After divorce, some ex-spouses in Texas may suddenly feel financially liberated. However, this doesn't mean they should celebrate the occasion by going on a spending spree. This is one of the many financial mistakes that recently divorced individuals commonly make.
Working with a financial adviser and making a financial plan may be a good idea. This could help prevent additional errors such as selling assets to pay bills. It's important to note that there can be significant taxes on the sale of some assets. Making a financial plan may also help a divorcee prepare for alimony payments. Some people have gone so far as to quit a job to avoid alimony, but this does not solve the issue.
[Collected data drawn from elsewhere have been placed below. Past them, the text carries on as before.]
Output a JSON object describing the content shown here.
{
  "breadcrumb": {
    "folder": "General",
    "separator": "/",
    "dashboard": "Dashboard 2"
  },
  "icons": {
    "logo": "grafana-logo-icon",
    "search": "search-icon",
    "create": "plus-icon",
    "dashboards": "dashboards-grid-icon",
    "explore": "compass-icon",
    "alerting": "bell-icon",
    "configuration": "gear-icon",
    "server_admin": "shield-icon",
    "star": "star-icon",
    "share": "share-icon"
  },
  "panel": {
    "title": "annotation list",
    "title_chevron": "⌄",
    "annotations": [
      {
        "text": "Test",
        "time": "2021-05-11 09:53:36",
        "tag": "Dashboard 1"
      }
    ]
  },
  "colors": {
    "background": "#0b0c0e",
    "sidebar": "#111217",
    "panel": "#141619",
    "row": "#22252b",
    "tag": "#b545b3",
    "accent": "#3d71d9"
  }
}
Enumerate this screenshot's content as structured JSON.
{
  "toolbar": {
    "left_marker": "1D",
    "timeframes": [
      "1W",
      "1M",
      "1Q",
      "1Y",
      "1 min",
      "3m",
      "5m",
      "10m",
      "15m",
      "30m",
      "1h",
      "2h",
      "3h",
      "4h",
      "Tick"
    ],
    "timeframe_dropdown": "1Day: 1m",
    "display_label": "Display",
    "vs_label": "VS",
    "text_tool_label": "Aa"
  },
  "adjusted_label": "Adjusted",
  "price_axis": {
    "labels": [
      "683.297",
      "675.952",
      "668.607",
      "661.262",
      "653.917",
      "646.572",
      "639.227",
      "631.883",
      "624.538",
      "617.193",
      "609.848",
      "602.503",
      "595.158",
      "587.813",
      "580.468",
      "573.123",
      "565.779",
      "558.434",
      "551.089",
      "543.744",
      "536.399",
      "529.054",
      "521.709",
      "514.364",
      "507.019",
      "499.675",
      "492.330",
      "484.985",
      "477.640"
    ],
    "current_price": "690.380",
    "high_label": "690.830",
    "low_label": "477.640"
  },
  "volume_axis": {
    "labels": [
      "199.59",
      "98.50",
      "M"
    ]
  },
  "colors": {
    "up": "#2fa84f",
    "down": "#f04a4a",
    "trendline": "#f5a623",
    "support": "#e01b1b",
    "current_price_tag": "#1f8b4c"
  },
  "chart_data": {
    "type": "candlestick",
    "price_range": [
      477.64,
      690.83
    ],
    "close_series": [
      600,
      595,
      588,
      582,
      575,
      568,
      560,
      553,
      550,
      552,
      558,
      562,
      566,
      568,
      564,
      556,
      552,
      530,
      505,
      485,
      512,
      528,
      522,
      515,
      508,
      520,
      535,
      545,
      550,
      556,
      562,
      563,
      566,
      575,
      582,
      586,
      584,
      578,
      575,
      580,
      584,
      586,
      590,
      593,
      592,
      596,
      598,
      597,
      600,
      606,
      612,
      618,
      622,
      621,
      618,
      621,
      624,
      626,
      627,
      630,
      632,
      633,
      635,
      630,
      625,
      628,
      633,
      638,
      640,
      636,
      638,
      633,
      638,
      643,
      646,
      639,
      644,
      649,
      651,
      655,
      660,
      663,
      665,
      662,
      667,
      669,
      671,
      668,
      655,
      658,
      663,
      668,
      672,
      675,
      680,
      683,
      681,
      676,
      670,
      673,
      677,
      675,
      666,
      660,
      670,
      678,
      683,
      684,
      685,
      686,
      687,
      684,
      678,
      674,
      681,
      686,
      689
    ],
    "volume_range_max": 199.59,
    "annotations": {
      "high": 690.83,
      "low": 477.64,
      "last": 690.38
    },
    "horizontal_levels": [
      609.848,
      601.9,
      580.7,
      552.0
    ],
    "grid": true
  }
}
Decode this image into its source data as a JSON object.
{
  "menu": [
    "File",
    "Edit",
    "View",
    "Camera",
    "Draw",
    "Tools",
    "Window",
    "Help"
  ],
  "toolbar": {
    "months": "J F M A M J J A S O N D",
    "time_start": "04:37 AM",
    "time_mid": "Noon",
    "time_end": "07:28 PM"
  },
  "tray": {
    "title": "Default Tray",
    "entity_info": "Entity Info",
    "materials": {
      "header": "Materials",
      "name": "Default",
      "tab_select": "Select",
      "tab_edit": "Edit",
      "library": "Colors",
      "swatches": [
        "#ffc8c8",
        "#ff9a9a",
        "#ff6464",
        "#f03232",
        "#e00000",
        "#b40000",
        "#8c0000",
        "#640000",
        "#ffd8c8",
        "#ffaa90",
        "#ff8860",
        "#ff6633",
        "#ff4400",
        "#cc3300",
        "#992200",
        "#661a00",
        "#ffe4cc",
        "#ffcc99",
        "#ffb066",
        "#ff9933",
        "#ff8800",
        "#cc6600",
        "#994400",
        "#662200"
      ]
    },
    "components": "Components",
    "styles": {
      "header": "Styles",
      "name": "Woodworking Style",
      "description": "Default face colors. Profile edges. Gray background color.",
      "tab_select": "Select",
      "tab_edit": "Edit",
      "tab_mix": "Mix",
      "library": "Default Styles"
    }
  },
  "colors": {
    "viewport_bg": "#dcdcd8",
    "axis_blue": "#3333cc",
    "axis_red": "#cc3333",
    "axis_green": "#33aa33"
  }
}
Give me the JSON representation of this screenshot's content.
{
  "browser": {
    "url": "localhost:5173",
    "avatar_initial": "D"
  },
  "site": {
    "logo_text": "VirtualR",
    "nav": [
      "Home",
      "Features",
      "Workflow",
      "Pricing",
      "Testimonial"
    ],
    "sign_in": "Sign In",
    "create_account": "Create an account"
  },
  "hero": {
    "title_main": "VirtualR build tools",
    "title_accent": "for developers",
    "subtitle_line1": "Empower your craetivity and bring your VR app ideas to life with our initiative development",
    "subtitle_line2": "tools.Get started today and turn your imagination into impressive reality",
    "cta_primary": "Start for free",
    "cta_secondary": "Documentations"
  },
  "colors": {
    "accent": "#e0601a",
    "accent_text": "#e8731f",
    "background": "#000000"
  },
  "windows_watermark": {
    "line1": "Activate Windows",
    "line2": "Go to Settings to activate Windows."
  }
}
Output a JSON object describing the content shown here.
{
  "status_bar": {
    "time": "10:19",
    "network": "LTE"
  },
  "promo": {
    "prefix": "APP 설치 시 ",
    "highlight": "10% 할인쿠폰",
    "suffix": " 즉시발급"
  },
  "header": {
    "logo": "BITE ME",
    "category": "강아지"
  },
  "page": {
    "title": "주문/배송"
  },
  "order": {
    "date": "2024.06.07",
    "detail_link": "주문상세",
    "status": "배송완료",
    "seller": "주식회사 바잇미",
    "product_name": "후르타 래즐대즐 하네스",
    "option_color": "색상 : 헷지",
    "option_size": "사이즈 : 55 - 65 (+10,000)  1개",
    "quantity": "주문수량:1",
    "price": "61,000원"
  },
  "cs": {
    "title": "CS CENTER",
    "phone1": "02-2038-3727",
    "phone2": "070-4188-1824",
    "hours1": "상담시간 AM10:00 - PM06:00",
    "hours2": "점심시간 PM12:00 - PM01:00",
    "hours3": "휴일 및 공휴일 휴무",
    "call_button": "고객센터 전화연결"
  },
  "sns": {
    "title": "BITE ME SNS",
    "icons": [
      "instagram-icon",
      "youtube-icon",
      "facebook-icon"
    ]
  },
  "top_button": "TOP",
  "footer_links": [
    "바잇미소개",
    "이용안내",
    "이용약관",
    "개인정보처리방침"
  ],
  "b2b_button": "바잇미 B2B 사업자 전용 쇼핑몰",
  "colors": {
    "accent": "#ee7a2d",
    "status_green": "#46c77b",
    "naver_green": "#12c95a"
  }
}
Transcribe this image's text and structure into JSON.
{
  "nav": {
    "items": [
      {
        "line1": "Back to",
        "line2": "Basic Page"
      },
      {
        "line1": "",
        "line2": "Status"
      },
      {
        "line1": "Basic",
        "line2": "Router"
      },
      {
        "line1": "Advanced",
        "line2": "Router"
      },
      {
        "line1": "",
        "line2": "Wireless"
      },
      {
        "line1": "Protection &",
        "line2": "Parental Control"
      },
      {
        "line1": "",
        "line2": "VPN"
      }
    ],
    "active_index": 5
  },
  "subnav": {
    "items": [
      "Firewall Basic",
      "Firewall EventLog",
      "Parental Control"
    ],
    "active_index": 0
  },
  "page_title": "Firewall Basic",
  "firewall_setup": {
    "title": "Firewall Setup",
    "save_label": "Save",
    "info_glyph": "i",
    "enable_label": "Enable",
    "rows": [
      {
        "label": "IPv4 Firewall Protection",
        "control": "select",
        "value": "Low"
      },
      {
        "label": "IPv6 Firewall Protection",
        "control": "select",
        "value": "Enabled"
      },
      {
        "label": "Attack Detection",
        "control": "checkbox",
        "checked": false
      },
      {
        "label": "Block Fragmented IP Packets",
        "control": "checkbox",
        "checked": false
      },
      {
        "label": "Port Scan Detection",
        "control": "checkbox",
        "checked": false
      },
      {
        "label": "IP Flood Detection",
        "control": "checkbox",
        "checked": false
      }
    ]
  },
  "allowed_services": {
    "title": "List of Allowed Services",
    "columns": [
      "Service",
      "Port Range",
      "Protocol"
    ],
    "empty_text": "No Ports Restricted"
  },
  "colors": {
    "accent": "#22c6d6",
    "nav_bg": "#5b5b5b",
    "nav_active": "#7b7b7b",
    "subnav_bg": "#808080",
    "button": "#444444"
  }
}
Soon-to-be exes should also understand that alimony will no longer be tax-payable or tax-deductible starting with new divorces in 2019. It is possible that this will result in less money for both recipients and payers. There are other types of tax implications that divorcees should also be aware of. For example, a document known as a qualified domestic relations order is necessary to avoid taxes and fees when dividing a 401(k).
People who share a home should also keep expenses in mind. If one ex takes the home, that person should be able to pay for the mortgage and other costs associated with the property.
An attorney may be able to help a client understand how a divorce might proceed. Whether a couple plans to negotiate the divorce settlement or go through litigation, an attorney can provide guidance throughout the process. Couples often prefer to try to negotiate first. Negotiation can be an emotional process, but knowing this ahead of time can help the couple decide what to compromise on.